In practice, our learning healthcare system relies primarily on observational studies generating one effect estimate at a time using customized study designs with unknown operating characteristics and publishing – or not – one estimate at a time. When we investigate the distribution of estimates that this process has produced, we see clear evidence of its shortcomings, including an over-abundance of estimates where the confidence interval does not include one (i.e. statistically significant effects) and strong indicators of publication bias. In essence, published observational research represents unabashed data fishing. We propose a standardized process for performing observational research that can be evaluated, calibrated and applied at scale to generate a more reliable and complete evidence base than previously possible, fostering a truly learning healthcare system. We demonstrate this new paradigm by generating evidence about all pairwise comparisons of treatments for depression for a relevant set of health outcomes using four large US insurance claims databases. In total, we estimate 17,718 hazard ratios, each using a comparative effectiveness study design and propensity score stratification on par with current state-of-the-art, albeit one-off, observational studies. Moreover, the process enables us to employ negative and positive controls to evaluate and calibrate estimates ensuring, for example, that the 95% confidence interval includes the true effect size approximately 95% of time. The result set consistently reflects current established knowledge where known, and its distribution shows no evidence of the faults of the current process. Doctors, regulators, and other medical decision makers can potentially improve patient-care by making well-informed decisions based on this evidence, and every treatment a patient receives becomes the basis for further evidence.
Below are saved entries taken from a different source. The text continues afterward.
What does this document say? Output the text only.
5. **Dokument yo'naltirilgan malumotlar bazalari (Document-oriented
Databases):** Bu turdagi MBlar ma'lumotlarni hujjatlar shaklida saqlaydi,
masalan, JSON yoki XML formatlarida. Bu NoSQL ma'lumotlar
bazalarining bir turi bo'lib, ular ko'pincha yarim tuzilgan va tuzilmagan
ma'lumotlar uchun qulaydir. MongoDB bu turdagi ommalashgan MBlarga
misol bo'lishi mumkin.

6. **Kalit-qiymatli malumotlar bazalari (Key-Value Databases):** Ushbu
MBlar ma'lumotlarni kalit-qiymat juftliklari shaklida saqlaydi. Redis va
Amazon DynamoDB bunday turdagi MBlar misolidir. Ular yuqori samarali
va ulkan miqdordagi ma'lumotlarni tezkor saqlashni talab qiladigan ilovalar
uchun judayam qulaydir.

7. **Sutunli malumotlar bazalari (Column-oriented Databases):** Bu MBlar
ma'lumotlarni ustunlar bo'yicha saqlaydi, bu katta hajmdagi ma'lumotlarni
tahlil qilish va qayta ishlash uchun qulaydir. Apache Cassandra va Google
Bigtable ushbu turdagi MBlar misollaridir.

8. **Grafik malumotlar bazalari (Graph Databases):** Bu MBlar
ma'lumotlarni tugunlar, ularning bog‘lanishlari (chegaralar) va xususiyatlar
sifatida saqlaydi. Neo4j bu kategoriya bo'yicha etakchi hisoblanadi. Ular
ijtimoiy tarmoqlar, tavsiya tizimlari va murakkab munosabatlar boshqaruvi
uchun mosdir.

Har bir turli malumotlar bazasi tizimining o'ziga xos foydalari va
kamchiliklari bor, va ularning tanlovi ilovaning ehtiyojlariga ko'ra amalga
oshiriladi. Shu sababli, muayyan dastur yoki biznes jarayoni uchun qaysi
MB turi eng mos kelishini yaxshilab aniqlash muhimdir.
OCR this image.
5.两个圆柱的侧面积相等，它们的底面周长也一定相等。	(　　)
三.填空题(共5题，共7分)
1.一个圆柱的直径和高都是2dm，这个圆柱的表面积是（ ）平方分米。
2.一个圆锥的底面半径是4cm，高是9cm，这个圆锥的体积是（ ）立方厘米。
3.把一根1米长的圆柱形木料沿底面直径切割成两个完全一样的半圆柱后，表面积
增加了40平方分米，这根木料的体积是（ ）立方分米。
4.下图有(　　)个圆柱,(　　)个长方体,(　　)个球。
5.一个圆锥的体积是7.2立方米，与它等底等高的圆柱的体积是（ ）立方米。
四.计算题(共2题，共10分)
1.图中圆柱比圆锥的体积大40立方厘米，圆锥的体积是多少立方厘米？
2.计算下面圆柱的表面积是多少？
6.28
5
David Madigan David Madigan is the Executive Vice-President for Arts & Sciences, Dean of the Faculty, and Professor of Statistics at Columbia University in the City of New York. He previously served as Chair of the Department of Statistics at Columbia University (2008-2013), Dean, Physical and Mathematical Sciences, Rutgers University (2005-2007), Director, Institute of Biostatistics, Rutgers University (2003-2004), and Professor, Department of Statistics, Rutgers University (2001-2007). He received his bachelor’s degree in Mathematical Sciences (1984, First Class Honours, Gold Medal) and a Ph.D. in Statistics (1990), both from Trinity College Dublin.

Dr. Madigan has over 160 publications in such areas as Bayesian statistics, text mining, Monte Carlo methods, pharmacovigilance and probabilistic graphical models. In recent years he has focused on statistical methodology for generating reliable evidence from large-scale healthcare data. From 2011 to 2014 he was a member of the FDA’s Drug Safety and Risk Management Advisory Committee.

Dr. Madigan is a fellow of the American Association of the Advancement of Science (AAAS), the Institute of Mathematical Statistics (IMS) and the American Statistical Association (ASA), and an elected member of the International Statistical Institute (ISI). He served as Editor-in-Chief of Statistical Science (2008–2010) and Statistical Analysis and Data Mining, the ASA Data Science Journal (2013–2015).